Tentukan Cakupan "Merchandising" Anda
Perusahaan harus memahami cakupan barang dan jasa di mana merek mereka memiliki pengaruh. Dalam kasus Mallarmé's Tuesdays, perlindungan meluas melampaui layanan terkait musik ke berbagai kategori seperti perhiasan dan kosmetik karena afinitas publik terhadap artis tersebut meluas ke produk gaya hidup ini. Perlindungan harus mencakup semua kelas di mana kebingungan konsumen masuk akal.

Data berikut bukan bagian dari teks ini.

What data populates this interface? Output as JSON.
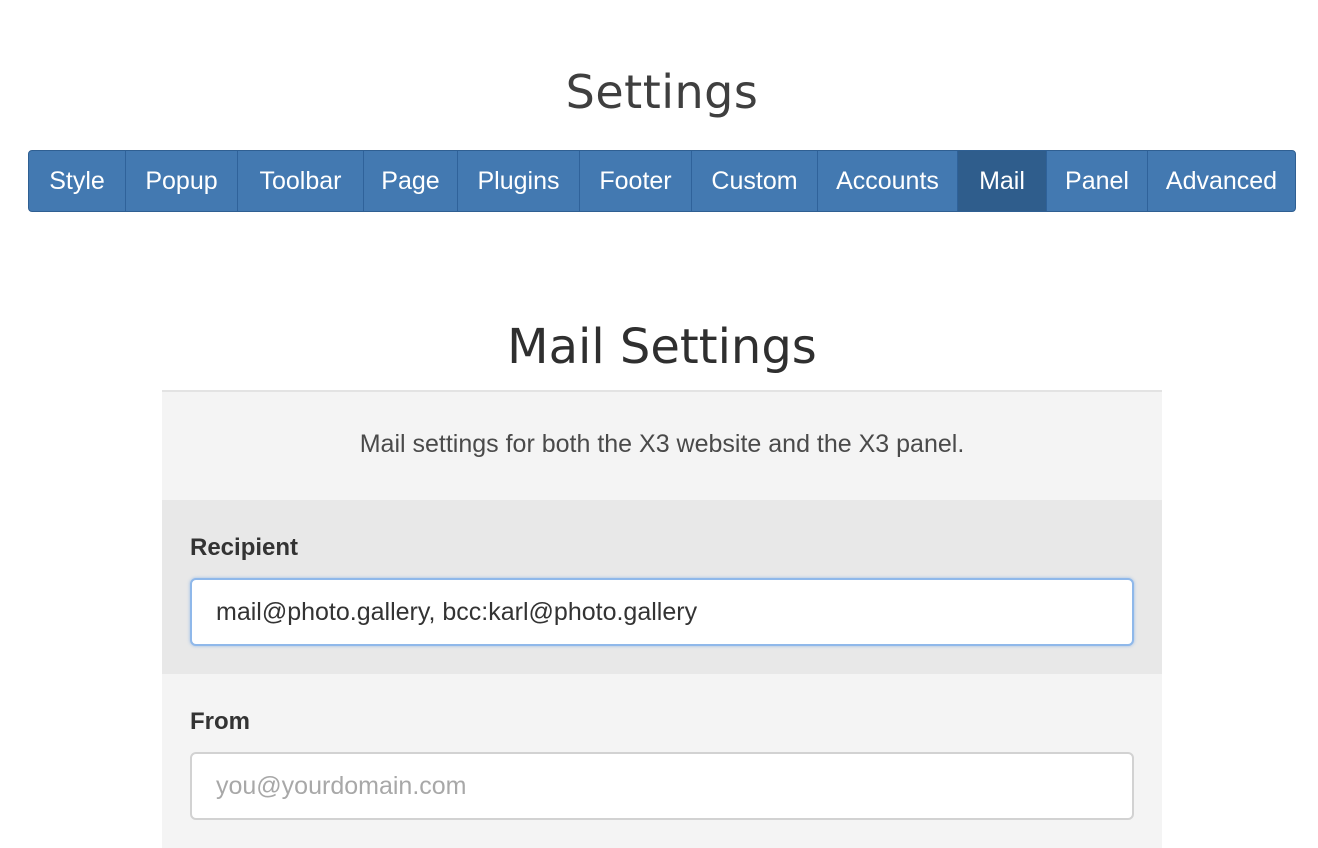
{
  "page": {
    "title": "Settings"
  },
  "tabs": [
    {
      "label": "Style",
      "active": false
    },
    {
      "label": "Popup",
      "active": false
    },
    {
      "label": "Toolbar",
      "active": false
    },
    {
      "label": "Page",
      "active": false
    },
    {
      "label": "Plugins",
      "active": false
    },
    {
      "label": "Footer",
      "active": false
    },
    {
      "label": "Custom",
      "active": false
    },
    {
      "label": "Accounts",
      "active": false
    },
    {
      "label": "Mail",
      "active": true
    },
    {
      "label": "Panel",
      "active": false
    },
    {
      "label": "Advanced",
      "active": false
    }
  ],
  "section": {
    "title": "Mail Settings",
    "description": "Mail settings for both the X3 website and the X3 panel."
  },
  "fields": {
    "recipient": {
      "label": "Recipient",
      "value": "mail@photo.gallery, bcc:karl@photo.gallery",
      "placeholder": ""
    },
    "from": {
      "label": "From",
      "value": "",
      "placeholder": "you@yourdomain.com"
    }
  },
  "colors": {
    "tab_background": "#4379b1",
    "tab_active_background": "#2f5d8c",
    "input_focus_border": "#8fb8ea"
  }
}
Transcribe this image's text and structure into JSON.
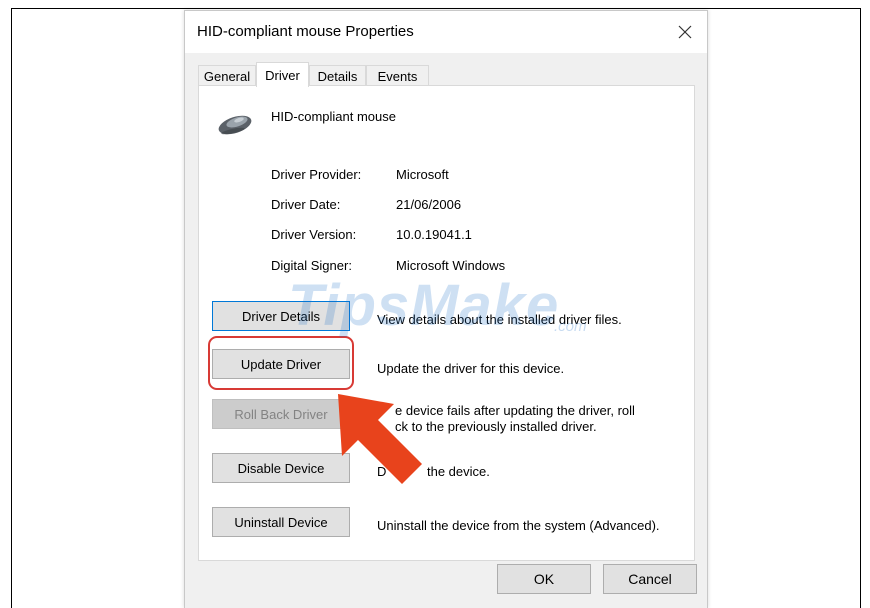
{
  "dialog": {
    "title": "HID-compliant mouse Properties",
    "close_icon": "close-icon"
  },
  "tabs": [
    {
      "label": "General",
      "active": false
    },
    {
      "label": "Driver",
      "active": true
    },
    {
      "label": "Details",
      "active": false
    },
    {
      "label": "Events",
      "active": false
    }
  ],
  "device": {
    "icon": "mouse-icon",
    "name": "HID-compliant mouse"
  },
  "driver_info": [
    {
      "label": "Driver Provider:",
      "value": "Microsoft"
    },
    {
      "label": "Driver Date:",
      "value": "21/06/2006"
    },
    {
      "label": "Driver Version:",
      "value": "10.0.19041.1"
    },
    {
      "label": "Digital Signer:",
      "value": "Microsoft Windows"
    }
  ],
  "actions": [
    {
      "label": "Driver Details",
      "description": "View details about the installed driver files.",
      "enabled": true
    },
    {
      "label": "Update Driver",
      "description": "Update the driver for this device.",
      "enabled": true
    },
    {
      "label": "Roll Back Driver",
      "description_line1": "e device fails after updating the driver, roll",
      "description_line2": "ck to the previously installed driver.",
      "enabled": false
    },
    {
      "label": "Disable Device",
      "description_prefix": "D",
      "description": "the device.",
      "enabled": true
    },
    {
      "label": "Uninstall Device",
      "description": "Uninstall the device from the system (Advanced).",
      "enabled": true
    }
  ],
  "footer": {
    "ok_label": "OK",
    "cancel_label": "Cancel"
  },
  "watermark": {
    "text": "TipsMake",
    "suffix": ".com"
  },
  "annotation": {
    "highlight_color": "#d83a35",
    "arrow_color": "#e8431c"
  }
}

Perlindungan hak merchandising mewakili lapisan strategi kekayaan intelektual yang canggih. Hal ini menjawab realitas ekonomi mengenai bagaimana audiens berinteraksi dengan merek dan karya kreatif. Dengan memanfaatkan alat hukum seperti Pasal 32, bisnis dapat melindungi nilai tak berwujud yang dibangun seiring waktu. Kuncinya terletak pada pemantauan yang tekun, penegakan hukum yang proaktif, dan pemeliharaan bukti yang jelas dan terdokumentasi mengenai reputasi dan pengaruh merek. Memperlakukan aset yang tidak terdaftar dengan ketelitian yang sama seperti merek dagang terdaftar sangat penting untuk melestarikan nilai KI.